O projeto de lei propõe alterar as regras da previdência para servidores da ativa, futuros concursados, aposentados e pensionistas. As principais mudanças são: aumentar a alíquota de contribuição de 11% para 14%; elevar a idade mínima de aposentadoria para os futuros servidores para 69 anos (com exceções para professores); e criar mecanismos para reduzir o déficit financeiro do regime próprio de previdência.
Professores ficam de fora da idade mínima de 69 anos
Os professores ficam de fora dessa regra. Para eles, o projeto mantém a redução da idade mínima para aposentadoria prevista na Constituição Federal, seguindo as normas específicas da categoria.
Além das novas regras de aposentadoria, o texto prevê medidas para fortalecer as contas da previdência. Entre elas estão: obrigação de a prefeitura repassar mensalmente as contribuições ao instituto de previdência; realização de estudos atuariais antes de mudanças na remuneração dos servidores; e autorização para criar um Fundo de Investimento Imobiliário (FII) e utilizar outros ativos para cobrir o déficit previdenciário.
Justificativa para a idade de 69 anos é questionada
Um dos pontos mais questionados é a idade mínima de 69 anos. Durante as discussões, vereadores e representantes dos servidores cobraram explicações da Fipe, responsável pelos estudos contratados pela prefeitura. Eles afirmaram que a idade de 69 anos não apresenta fundamentação técnica clara e apontaram uma incoerência, já que a própria Constituição Federal estabelece idades mínimas inferiores (65 anos para homens e 62 anos para mulheres).

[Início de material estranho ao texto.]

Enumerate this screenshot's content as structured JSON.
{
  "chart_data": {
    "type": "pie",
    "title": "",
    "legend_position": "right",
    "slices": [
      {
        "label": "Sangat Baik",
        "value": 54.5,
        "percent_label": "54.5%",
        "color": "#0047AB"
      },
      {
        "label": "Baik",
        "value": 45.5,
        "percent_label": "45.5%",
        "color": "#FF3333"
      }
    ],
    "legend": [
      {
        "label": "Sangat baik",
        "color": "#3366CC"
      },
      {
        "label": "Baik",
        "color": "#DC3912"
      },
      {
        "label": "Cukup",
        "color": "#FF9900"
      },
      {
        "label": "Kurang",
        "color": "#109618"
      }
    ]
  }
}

O g1 questionou a Prefeitura de Piracicaba sobre a justificativa para a escolha das novas idades, mas não houve manifestação até a última atualização desta reportagem. A pedido do g1, a advogada previdenciarista Fernanda Angelini analisou o projeto de lei e afirmou que não identificou qualquer inconstitucionalidade no aumento da idade mínima para 69 anos.
Tramitação na Câmara e resistência dos servidores
O projeto foi protocolado em 10 de junho, mas ainda depende de análise da Câmara. A Comissão de Legislação, Justiça e Redação pediu documentos complementares à prefeitura, como o estudo atuarial que justifica as mudanças, pareceres técnicos sobre o impacto financeiro, informações sobre o fundo imobiliário e a justificativa para a ausência das regras de transição no texto. Enquanto esses documentos não forem apresentados, a análise da proposta não avança.
Se o projeto for aprovado pela Câmara e sancionado, a contribuição de 14% entrará em vigor 90 dias após a publicação da lei. As demais mudanças passarão a valer 30 dias depois da publicação.